Intro
Before you track down the rabbit hole, I have to warn you this does not really pay off.
Optimization
As I said in Libvirt Chap4#3D Acceleration, my Windows VM runs fairly slow at first. Then I refer to QEMU/KVM virt-manager windows vm slow and did a series of optimizations:
- Enable all Hyper-V enlightenments
- Disable all timers except
hypervclock
- CPU pinning, one-on-one core emulation in short (instead of the default behavior of kernel constantly swapping virtual CPUs to different threads).

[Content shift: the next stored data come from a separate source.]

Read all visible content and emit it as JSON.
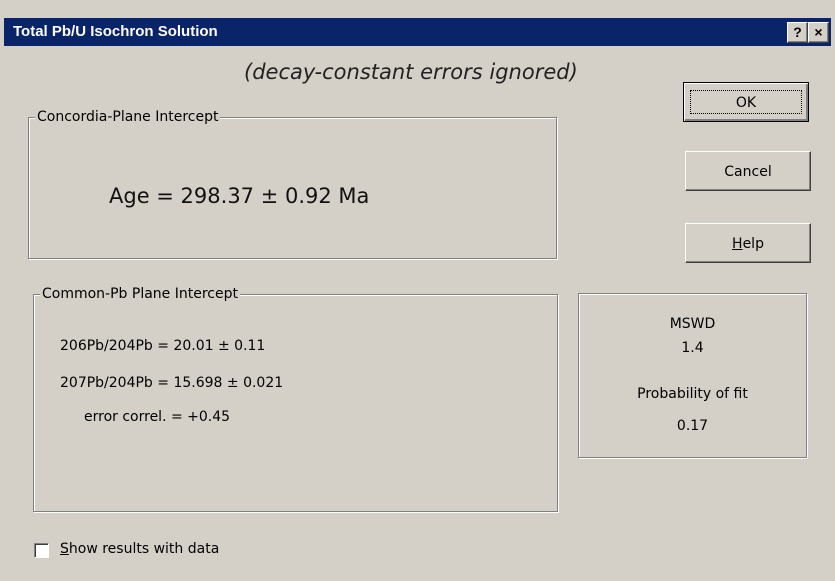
{
  "window": {
    "title": "Total Pb/U Isochron Solution",
    "help_button": "?",
    "close_button": "×"
  },
  "subtitle": "(decay-constant errors ignored)",
  "concordia": {
    "legend": "Concordia-Plane Intercept",
    "age_text": "Age = 298.37 ± 0.92 Ma"
  },
  "common_pb": {
    "legend": "Common-Pb Plane Intercept",
    "line1": "206Pb/204Pb = 20.01 ± 0.11",
    "line2": "207Pb/204Pb = 15.698 ± 0.021",
    "line3": "error correl. = +0.45"
  },
  "stats": {
    "mswd_label": "MSWD",
    "mswd_value": "1.4",
    "prob_label": "Probability of fit",
    "prob_value": "0.17"
  },
  "buttons": {
    "ok": "OK",
    "cancel": "Cancel",
    "help_first": "H",
    "help_rest": "elp"
  },
  "checkbox": {
    "label_first": "S",
    "label_rest": "how results with data",
    "checked": false
  },
  "colors": {
    "titlebar": "#0a246a",
    "face": "#d4d0c8"
  }
}
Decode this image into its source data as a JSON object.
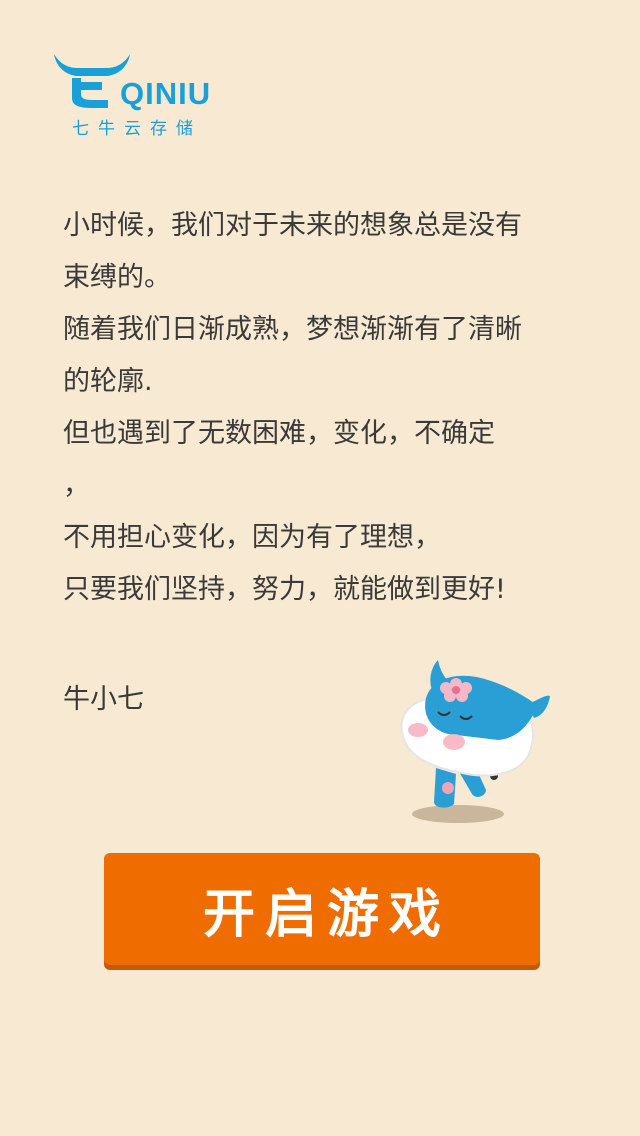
{
  "logo": {
    "brand": "QINIU",
    "tagline": "七牛云存储"
  },
  "message": {
    "lines": [
      "小时候，我们对于未来的想象总是没有",
      "束缚的。",
      "随着我们日渐成熟，梦想渐渐有了清晰",
      "的轮廓.",
      "但也遇到了无数困难，变化，不确定",
      "，",
      "不用担心变化，因为有了理想，",
      "只要我们坚持，努力，就能做到更好!"
    ],
    "signature": "牛小七"
  },
  "button": {
    "label": "开启游戏"
  },
  "colors": {
    "background": "#f8ead2",
    "brand_blue": "#1aa0d9",
    "button_orange": "#ef6c00",
    "text": "#3a3a3a"
  },
  "icons": {
    "logo_mark": "qiniu-bull-horns-icon",
    "mascot": "niu-xiaoqi-mascot"
  }
}
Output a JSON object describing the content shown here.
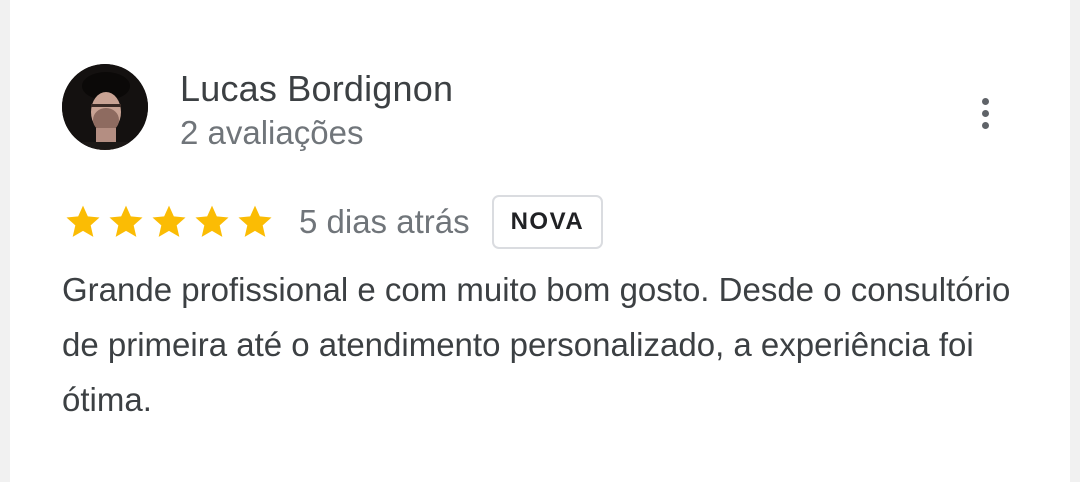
{
  "reviewer": {
    "name": "Lucas Bordignon",
    "reviews_count": "2 avaliações",
    "avatar_icon": "profile-photo"
  },
  "review": {
    "rating": 5,
    "rating_max": 5,
    "time_ago": "5 dias atrás",
    "badge": "NOVA",
    "text": "Grande profissional e com muito bom gosto. Desde o consultório de primeira até o atendimento personalizado, a experiência foi ótima."
  },
  "menu": {
    "icon": "more-vert-icon"
  },
  "colors": {
    "star": "#fbbc04",
    "name": "#3c4043",
    "secondary": "#70757a",
    "badge_border": "#dadce0"
  }
}
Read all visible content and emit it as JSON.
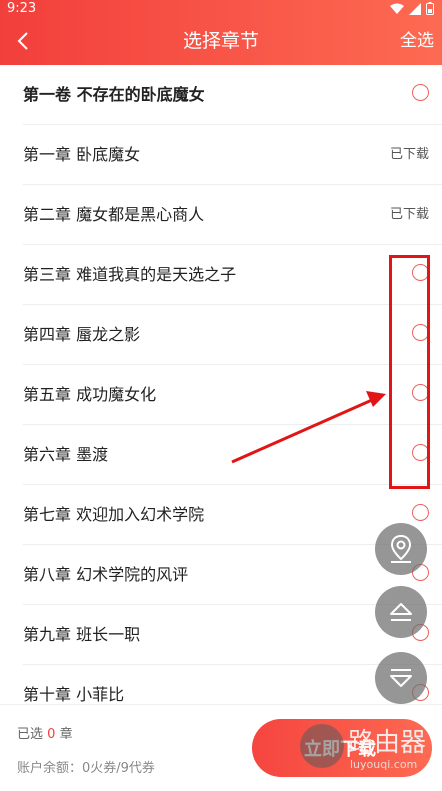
{
  "status_bar": {
    "time": "9:23"
  },
  "app_bar": {
    "title": "选择章节",
    "select_all": "全选"
  },
  "chapters": [
    {
      "title": "第一卷 不存在的卧底魔女",
      "state": "",
      "is_volume": true
    },
    {
      "title": "第一章 卧底魔女",
      "state": "已下载"
    },
    {
      "title": "第二章 魔女都是黑心商人",
      "state": "已下载"
    },
    {
      "title": "第三章 难道我真的是天选之子",
      "state": ""
    },
    {
      "title": "第四章 蜃龙之影",
      "state": ""
    },
    {
      "title": "第五章 成功魔女化",
      "state": ""
    },
    {
      "title": "第六章 墨渡",
      "state": ""
    },
    {
      "title": "第七章 欢迎加入幻术学院",
      "state": ""
    },
    {
      "title": "第八章 幻术学院的风评",
      "state": ""
    },
    {
      "title": "第九章 班长一职",
      "state": ""
    },
    {
      "title": "第十章 小菲比",
      "state": ""
    }
  ],
  "bottom": {
    "selected_prefix": "已选",
    "selected_count": "0",
    "selected_suffix": "章",
    "balance": "账户余额：0火券/9代券",
    "download_label": "立即下载"
  },
  "watermark": {
    "cn": "路由器",
    "en": "luyouqi.com"
  },
  "colors": {
    "accent": "#f23f3c",
    "accent_end": "#fd6a52",
    "annotation": "#e11515"
  },
  "icons": [
    "back-arrow-icon",
    "wifi-icon",
    "signal-icon",
    "battery-icon",
    "location-pin-icon",
    "eject-up-icon",
    "eject-down-icon"
  ]
}
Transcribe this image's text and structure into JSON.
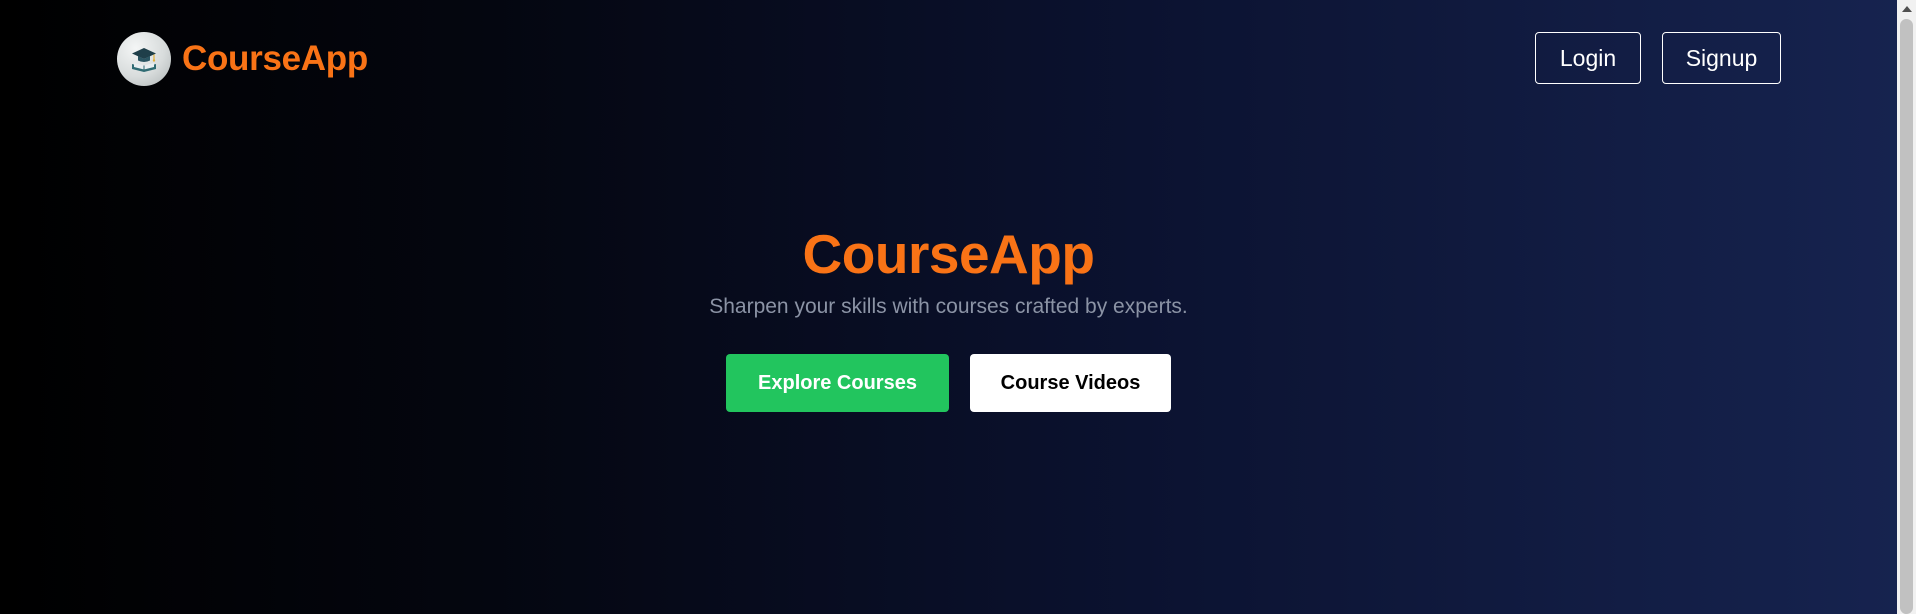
{
  "header": {
    "brand_name": "CourseApp",
    "logo_icon": "graduation-cap-book-icon",
    "login_label": "Login",
    "signup_label": "Signup"
  },
  "hero": {
    "title": "CourseApp",
    "subtitle": "Sharpen your skills with courses crafted by experts.",
    "primary_button_label": "Explore Courses",
    "secondary_button_label": "Course Videos"
  },
  "colors": {
    "brand_orange": "#f97316",
    "primary_green": "#22c55e",
    "background_dark": "#000000",
    "background_navy": "#16234f",
    "subtitle_gray": "#8b93a5"
  }
}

Take care of shared L3 cache issue
- virtio disk. Did not take the approach as this is a bit demanding. You have to load virtio ISO and inject the drivers when partitioning the disk during OOBE
How do I do CPU pinning and isolation? from r/VFIO is also worth reading:
- kvm-qemu-virtualization-guide: poorly written, in a hard-to-understand way. Just skim it.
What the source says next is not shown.